Word of mouth tends to be remote these days. I suspect local readers of this blog are quite few. I work remotely and, like many Americans, have trouble getting to know people in the town where I live. Still, I use this blog instead of my mouth. Elizabeth Rosen used to write for Nickelodeon, which I find highly impressive. As someone who has found venues to publish my fiction as common as oases in the Sahara, anyone who’s made a few bucks off their work makes me want to stand up and salute as if a general just walked into the room. I just read Rosen’s chapbook Survival Skills and thought I’d talk about it. (As an aside, I always thought “chapbook” referred to chapters, which confused me because most books have chapters.
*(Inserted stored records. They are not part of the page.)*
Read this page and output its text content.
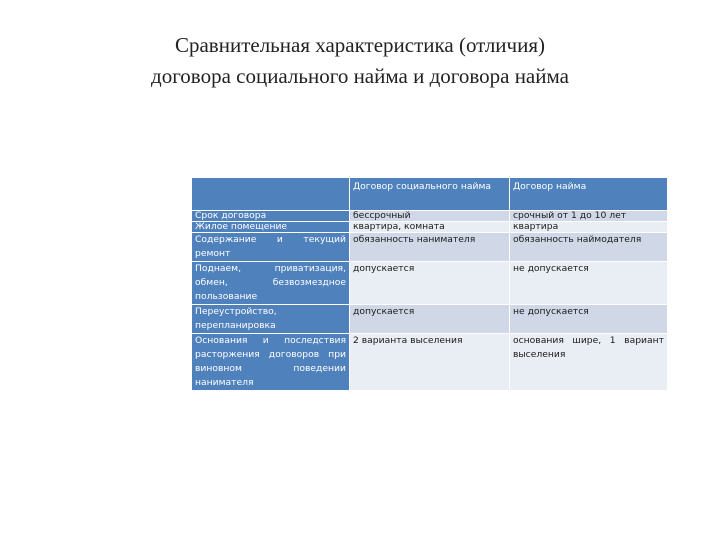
Сравнительная характеристика (отличия)
договора социального найма и договора найма
	Договор социального найма	Договор найма
Срок договора	бессрочный	срочный от 1 до 10 лет
Жилое помещение	квартира, комната	квартира
Содержание и текущий ремонт	обязанность нанимателя	обязанность наймодателя
Поднаем, приватизация, обмен, безвозмездное пользование	допускается	не допускается
Переустройство, перепланировка	допускается	не допускается
Основания и последствия расторжения договоров при виновном поведении нанимателя	2 варианта выселения	основания шире, 1 вариант выселения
The term probably derives from “chapman,” a kind of traveling salesperson who used to include these kinds of small books among the wares they sold.)
The seven stories in Survival Skills are short—Rosen tends toward flash fiction. I’m impressed with how effective she is at it. I’ve tried to write flash fiction and have found I need more narrative space that it allows. Chapbooks are easily read in an hour or so, if you’re the kind to rush through things, but these tales left me thoughtful. You get a sense from these brief accounts that people often do nasty things to one another, or to animals, and that sometimes we really should stop and think about what we’re doing. At other times we have to realize that we’re animals too. We forget that at our own peril.
As much as I like reading short stories, books of such are always difficult to summarize. Going through Survival Skills, the stories do seem organically connected. This is something that has prevented me from trying too hard to publish collections of my stories. Like my mind, they’re all over the place. I’ve attempted, from time to time, to approach my short story writing thematically but it has only resulted in a few tales of each subject. I’d never considered a chapbook approach. Even Edgar Allan Poe made his mark in the literary world with short stories. Washington Irving published his Sketch Book in fascicles. Publishing exists in many forms for those with stories to tell. I’m glad to have found Rosen’s little book. It has spurred me on to reading more short stories, which I should be doing as a matter of course.